Your lovely and hopeful personal statement about the Slavic family is not, of course, part of the problem!
Prosto Klava’s neat dichotomy between the status of an expert and a native is a concept that has lost any intellectual value a long time ago. The danger of reviving this split has numerous counterproductive implications. Should Vladimir Nabokov or Josif Brodsky work as university professors (and at major universities for that matter), since they had no Ph.D. degrees? Or, more to the point so vigorously taken by Prosto Klava… Should this ‘division of labor’ be applicable in the case of a concentration camp prisoner, let’s say, Primo Levi, who became an expert on Auschwitz in his life after Auschwitz? He never shied from referencing his personal experience and ventured to describe the condition of “The Intellectual in Auschwitz” in his major work The Drowned and the Saved. His personal testimony enhances and authenticates his conceptualization of a survivor.
Levi’s case is not rare: mixing theory with one’s personal experience is a respected strategy whose results often are indirect, but can be more affective.

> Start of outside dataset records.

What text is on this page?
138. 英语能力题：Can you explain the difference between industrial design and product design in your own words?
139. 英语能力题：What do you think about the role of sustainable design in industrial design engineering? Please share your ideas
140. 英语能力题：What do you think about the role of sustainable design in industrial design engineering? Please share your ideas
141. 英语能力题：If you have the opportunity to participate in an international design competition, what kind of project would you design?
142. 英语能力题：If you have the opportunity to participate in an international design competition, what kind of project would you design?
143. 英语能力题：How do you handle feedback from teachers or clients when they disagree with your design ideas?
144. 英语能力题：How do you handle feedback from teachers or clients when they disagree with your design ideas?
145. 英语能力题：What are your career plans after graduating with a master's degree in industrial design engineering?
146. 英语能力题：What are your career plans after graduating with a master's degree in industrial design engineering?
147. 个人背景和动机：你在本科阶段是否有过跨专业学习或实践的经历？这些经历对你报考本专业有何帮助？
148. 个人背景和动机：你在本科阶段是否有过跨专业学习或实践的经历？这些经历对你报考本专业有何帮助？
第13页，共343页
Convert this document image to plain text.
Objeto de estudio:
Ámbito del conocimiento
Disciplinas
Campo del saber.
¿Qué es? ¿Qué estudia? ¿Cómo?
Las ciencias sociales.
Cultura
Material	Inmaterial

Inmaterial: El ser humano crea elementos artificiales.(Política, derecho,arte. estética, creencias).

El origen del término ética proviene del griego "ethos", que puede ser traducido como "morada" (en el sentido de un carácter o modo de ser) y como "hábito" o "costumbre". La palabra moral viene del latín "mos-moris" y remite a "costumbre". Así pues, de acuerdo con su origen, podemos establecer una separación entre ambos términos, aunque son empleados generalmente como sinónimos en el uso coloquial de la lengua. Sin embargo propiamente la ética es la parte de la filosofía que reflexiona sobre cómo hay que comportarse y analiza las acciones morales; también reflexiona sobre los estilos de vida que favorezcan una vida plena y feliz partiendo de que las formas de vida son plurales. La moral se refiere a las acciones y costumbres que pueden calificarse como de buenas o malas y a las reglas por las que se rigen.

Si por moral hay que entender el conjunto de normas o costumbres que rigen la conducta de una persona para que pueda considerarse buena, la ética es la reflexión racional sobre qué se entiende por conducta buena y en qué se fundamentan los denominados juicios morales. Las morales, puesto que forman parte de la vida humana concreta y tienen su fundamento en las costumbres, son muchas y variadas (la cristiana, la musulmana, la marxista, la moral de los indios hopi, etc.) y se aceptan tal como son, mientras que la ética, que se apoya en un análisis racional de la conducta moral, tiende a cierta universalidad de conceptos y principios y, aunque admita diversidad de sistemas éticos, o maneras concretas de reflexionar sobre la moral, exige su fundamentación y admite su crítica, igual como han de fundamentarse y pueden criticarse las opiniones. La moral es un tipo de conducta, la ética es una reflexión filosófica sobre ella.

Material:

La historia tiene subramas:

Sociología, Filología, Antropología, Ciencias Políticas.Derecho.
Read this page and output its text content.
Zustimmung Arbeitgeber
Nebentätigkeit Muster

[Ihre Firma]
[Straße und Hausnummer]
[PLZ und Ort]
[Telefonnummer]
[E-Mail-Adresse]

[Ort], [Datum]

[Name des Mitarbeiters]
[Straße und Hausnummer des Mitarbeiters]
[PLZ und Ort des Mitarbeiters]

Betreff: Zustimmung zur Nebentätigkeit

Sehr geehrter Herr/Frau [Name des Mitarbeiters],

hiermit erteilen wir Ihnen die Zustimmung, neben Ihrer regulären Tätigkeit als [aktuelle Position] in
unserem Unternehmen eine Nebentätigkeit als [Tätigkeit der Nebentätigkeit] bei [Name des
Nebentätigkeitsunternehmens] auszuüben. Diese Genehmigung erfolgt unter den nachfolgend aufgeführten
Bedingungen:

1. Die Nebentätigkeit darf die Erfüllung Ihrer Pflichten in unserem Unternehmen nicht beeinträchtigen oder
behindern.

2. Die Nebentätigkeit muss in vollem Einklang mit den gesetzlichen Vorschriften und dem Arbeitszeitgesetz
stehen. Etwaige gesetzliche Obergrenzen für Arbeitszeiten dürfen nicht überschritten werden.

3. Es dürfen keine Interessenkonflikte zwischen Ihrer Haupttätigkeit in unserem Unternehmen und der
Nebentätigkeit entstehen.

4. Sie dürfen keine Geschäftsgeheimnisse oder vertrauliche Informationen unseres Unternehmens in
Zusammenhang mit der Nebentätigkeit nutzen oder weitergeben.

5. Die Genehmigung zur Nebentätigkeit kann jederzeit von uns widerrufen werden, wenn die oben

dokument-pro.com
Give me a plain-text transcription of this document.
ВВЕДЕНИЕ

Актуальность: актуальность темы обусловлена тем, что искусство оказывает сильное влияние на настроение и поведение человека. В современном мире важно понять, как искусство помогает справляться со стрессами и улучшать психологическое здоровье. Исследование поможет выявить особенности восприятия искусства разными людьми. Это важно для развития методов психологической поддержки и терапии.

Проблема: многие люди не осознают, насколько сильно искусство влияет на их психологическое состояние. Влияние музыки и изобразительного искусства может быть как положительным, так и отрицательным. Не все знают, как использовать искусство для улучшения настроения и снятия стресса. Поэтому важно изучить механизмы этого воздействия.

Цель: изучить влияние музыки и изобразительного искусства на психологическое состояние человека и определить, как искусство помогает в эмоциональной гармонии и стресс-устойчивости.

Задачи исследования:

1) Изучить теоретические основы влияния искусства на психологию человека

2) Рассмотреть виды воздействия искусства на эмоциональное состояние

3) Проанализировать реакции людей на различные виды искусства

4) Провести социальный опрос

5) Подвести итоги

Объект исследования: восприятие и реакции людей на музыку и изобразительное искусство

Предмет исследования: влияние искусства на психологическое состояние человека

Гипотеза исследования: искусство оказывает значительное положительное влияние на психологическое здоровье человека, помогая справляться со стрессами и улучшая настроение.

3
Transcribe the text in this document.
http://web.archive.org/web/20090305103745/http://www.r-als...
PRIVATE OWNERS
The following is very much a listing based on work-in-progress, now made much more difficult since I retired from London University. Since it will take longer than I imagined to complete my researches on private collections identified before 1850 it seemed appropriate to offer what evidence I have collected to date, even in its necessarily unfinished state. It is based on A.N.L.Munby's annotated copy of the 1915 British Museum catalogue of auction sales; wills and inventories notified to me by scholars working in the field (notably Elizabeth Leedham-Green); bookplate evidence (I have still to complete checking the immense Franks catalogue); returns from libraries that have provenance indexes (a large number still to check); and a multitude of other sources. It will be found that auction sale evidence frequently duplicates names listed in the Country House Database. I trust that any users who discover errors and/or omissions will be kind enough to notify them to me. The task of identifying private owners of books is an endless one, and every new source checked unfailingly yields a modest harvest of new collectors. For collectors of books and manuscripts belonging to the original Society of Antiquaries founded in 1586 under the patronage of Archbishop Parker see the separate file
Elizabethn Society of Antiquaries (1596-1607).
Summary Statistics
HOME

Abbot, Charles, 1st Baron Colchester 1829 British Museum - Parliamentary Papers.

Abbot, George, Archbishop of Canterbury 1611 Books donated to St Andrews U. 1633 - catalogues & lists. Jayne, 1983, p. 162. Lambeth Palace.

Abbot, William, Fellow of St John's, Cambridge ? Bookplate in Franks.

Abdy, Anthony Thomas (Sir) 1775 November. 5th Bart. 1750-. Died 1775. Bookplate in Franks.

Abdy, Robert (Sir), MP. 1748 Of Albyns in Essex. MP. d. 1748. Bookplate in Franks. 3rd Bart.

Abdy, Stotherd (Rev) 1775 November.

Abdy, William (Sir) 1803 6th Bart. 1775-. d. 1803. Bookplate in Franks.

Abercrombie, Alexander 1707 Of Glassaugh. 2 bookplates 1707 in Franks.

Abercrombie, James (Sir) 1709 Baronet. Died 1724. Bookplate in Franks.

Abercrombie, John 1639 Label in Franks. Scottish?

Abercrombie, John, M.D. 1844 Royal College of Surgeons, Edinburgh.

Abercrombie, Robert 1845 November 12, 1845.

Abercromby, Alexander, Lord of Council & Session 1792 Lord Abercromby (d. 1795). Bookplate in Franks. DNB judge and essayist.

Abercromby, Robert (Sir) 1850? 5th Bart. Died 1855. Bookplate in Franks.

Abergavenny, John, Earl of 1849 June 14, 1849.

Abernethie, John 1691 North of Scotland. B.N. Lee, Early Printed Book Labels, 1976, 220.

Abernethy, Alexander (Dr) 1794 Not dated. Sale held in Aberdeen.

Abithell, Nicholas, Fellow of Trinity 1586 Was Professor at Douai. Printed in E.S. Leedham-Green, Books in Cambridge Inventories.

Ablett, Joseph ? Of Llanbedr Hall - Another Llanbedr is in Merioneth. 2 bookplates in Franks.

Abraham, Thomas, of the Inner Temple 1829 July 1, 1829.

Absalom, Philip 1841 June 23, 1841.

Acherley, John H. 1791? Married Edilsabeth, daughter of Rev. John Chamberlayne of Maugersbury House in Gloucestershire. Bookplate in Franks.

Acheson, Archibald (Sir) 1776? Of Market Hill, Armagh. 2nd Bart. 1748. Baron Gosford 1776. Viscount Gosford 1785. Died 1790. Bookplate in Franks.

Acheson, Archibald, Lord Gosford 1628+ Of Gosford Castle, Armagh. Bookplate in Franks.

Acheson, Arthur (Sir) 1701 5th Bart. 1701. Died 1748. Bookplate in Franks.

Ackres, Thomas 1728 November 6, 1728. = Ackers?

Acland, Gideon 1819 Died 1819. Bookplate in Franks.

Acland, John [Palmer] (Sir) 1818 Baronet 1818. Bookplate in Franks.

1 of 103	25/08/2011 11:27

Olga Solovieva has just done something similar, even though she later made a disclaimer about her expertise in things Russian; she created a dialogic movement between her experience and her knowledge, while simultaneously wearing the scholar’s glasses and engaging her memory. Only then she was able to communicate with an intellectual rigor her responsibility (or burden) of being a Russian citizen fuori le mura.
I’m a troll, and I’m very, very offended.
Hmm… I guess “expert” means different things to different people. (Although Nabokov as expert on post-revolutionary Russia would not, I admit, get my personal, very anonymous, stamp of approval). To me expertise means a carefully balanced structure of answerability and responsibility and…time.
In “a dialogic movement between experience and knowledge” — the knowledge is a bit more “knowledge” than experience — or a bit more “expert”, in my sense, if it has available other decent sources of expertise to interlocute with. The variety, in the case of Russianist scholarship, is not great. None of this really has to do with the current post — except, perhaps the list of cited experts.
Thank you for your insights in Russian history mixed with your past personal experiences. Great analysis of the relationship between the two states of Ukraine and Russia and the things happened to Crimea in the last year. Sad to see that history repeats itself as a farce, a parody on the tragedy once left. But the parody turns into a tragedy again – this is much more sad to see.